Ancak geçtiğimiz Aralık ayında “…bir noktada genişlemenin ligin kaderi olduğunu her zaman söylediğimi düşünüyorum. Koronavirüs salgınının genişlemenin ekonomik ve rekabetçi etkileri üzerine bazı analizlerin tozunu atmamıza neden olduğunu söyleyebilirim. Buna (yani genişlemeye) salgın öncesinden biraz daha fazla zaman ayırıyoruz, ancak kesinlikle genişlemenin ön plana çıktığı noktaya kadar değil” diyerek genişlemeye karşı yeşil ışık yaktığını belirtti. Kısa zaman sonra da NBA’e 2 takımın daha dahil edileceğini, aday yatırımcıların da 2.5 milyar $ ödemesi gerektiğini belirtti. Peki Adam Silver’ın bu kadar kısa sürede kararından dönmesinin sebebi neydi? Tahmin edeceğiniz gibi genişleme kararının arkasındaki en temel güç PARA.
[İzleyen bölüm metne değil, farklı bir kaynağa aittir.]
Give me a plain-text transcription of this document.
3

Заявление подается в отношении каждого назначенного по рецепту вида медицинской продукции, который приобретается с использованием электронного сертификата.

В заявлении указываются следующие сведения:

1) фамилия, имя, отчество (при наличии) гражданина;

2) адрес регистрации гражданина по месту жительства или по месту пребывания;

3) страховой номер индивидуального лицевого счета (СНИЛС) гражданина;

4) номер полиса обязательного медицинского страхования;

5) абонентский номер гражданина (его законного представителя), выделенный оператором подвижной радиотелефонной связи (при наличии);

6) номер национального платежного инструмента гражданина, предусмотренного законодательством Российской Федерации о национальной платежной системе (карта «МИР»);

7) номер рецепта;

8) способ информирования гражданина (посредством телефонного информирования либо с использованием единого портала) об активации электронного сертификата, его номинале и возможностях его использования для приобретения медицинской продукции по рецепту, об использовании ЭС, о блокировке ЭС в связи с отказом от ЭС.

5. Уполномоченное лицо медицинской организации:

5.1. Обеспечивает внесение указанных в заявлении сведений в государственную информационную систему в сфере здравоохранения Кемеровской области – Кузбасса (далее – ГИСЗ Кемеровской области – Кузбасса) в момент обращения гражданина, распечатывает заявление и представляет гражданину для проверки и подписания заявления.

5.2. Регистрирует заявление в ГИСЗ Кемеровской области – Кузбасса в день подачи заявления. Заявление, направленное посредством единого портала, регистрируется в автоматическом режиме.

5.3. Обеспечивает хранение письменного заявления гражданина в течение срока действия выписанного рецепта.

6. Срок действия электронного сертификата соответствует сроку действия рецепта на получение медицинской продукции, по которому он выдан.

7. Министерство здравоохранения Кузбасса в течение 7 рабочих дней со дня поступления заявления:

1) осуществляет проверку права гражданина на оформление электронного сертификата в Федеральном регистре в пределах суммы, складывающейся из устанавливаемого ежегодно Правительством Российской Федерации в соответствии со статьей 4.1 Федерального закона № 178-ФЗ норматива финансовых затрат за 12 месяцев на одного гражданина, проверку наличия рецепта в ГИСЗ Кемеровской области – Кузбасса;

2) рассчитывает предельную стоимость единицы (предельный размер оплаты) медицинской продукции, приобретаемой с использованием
NBA pandemiden en çok etkilenen sektörlerden biri. Bunun en temel örneği tribünlerin boş olması. Pandemiden önce maç günü kazançları 2-3 milyon $’ları bulan takımlar vardı. Bunun üzerine birçok takım sahibinin şirketleri de bu dönemde büyük zarar uğradı. Takım sahipleri bu süreci borçlanarak geçirdiler ve para girişine ihtiyaçları var. Şunu da unutmayalım ki pandemiden önce Adam Silver’ın görevde olduğu döneme, olağanüstü finansal büyüme ve istikrar damgasını vurdu.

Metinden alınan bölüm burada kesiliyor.